The Court first considered the impact of breath and blood tests on individual privacy interests. The Court concluded that breath tests do not implicate significant privacy concerns. To support this conclusion, the Court stated that the physical intrusion of a breath test is “almost negligible.” The Court also stated that there is no possessory interest in the air humans exhale. Further, the Court noted that breath tests reveal a limited piece of information – the amount of alcohol in the subject’s breath. The Court then noted that the risk of embarrassment is low. As such, the Court held that breath tests do not implicate significant privacy concerns.
On the other hand, the Court determined that blood tests do implicate significant privacy concerns because blood tests are significantly more intrusive than breath tests. The Court stated that a blood test requires piercing the skin to extract a part of the subject’s body instead of blowing into a tube. The Court also explained that while humans exhale air from their lungs, they do not continually shed blood. In addition, the Court considered that a blood test, unlike a breath test, places in the hands of law enforcement authorities a sample that can be preserved and from which it is possible to extract information beyond a simple BAC reading. According to the Court, there is also a greater potential for anxiety when an individual is subjected to a blood test.
The Court then considered the states’ asserted need to obtain BAC readings for persons arrested for drunk driving. The states and the federal government have a “paramount interest” in preserving the safety of public highways. Because alcohol consumption is a leading cause of traffic fatalities and injuries, the states and federal government have taken steps to curb this effect. The laws at issue make it a crime to refuse to submit to a BAC test in order to curb drunk driving. Thus, the Court found that the refusal laws serve a “very important” function.

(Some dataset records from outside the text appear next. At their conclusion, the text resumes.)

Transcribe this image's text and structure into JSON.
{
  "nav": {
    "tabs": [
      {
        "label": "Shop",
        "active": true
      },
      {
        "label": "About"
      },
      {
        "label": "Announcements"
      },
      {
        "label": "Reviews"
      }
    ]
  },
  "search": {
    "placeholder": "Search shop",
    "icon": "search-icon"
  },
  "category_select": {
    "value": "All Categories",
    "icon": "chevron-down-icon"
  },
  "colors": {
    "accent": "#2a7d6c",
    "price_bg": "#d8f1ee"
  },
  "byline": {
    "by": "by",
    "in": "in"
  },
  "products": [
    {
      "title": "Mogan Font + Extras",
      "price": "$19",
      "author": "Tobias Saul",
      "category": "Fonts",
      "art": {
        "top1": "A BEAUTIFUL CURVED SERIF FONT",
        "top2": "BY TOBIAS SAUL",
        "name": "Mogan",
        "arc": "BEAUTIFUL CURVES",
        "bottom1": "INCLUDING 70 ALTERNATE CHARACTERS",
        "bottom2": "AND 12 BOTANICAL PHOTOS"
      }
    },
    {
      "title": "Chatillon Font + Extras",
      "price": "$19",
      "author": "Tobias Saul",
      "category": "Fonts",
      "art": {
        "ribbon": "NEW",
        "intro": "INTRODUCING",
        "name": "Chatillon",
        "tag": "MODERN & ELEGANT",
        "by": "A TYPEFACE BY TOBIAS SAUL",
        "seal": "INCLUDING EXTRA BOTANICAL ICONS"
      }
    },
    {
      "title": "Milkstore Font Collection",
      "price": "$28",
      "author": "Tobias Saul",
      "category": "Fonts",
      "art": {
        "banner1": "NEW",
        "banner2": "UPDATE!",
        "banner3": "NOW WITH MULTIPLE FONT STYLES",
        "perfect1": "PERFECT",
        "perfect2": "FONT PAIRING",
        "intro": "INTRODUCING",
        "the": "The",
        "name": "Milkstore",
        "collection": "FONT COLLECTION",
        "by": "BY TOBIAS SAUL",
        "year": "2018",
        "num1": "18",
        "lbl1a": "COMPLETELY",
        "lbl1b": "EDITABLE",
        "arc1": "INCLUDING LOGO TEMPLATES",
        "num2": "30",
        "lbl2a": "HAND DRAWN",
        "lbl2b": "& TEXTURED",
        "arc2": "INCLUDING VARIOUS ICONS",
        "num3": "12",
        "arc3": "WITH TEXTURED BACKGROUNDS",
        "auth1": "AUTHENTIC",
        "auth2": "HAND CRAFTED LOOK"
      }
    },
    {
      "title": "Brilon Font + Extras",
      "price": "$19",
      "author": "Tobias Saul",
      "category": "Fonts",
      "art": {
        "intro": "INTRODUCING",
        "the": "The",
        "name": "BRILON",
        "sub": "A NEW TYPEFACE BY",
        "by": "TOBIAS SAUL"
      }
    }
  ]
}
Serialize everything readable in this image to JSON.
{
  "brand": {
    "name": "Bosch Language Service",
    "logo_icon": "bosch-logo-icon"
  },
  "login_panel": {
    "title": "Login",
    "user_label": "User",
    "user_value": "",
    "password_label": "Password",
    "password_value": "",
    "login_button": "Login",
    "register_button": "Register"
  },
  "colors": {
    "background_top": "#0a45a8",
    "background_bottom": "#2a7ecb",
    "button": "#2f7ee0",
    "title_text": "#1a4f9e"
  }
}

Having assessed the effect of BAC tests on privacy interests and the need for such tests, the Court held that the Fourth Amendment permits warrantless breath tests incident-to-arrest for drunk driving. However, the Court reached a different conclusion regarding blood tests, determining that the Fourth Amendment does not permit warrantless blood tests incident-to-arrest for drunk driving as they are “significantly more intrusive” than the breath test.
The Court then applied its legal conclusions to the three cases before it. The Court first concluded that Birchfield, who refused a warrantless blood draw, was threatened with an unlawful search and therefore reversed the judgment affirming his conviction under the refusal statute. Next, the Court ruled that Bernard refused a warrantless breath test, which was a permissible search incident to arrest for drunk driving, and therefore, affirmed his conviction. Unlike the other petitioners, Beylund was not prosecuted for refusing a test. He submitted to and failed a blood test after police told him that the refusal law required his submission. Because the voluntariness of consent to a search must be determined by a totality of the circumstances, the Court remanded this issue to the state court.
Justices Roberts, Kennedy, Breyer, and Kagan joined in the opinion of the Court. Justice Sotomayor filed an opinion concurring in part and dissenting in part, in which Justice Ginsburg joined. Justice Thomas filed an opinion concurring in the judgment in part and dissenting in part.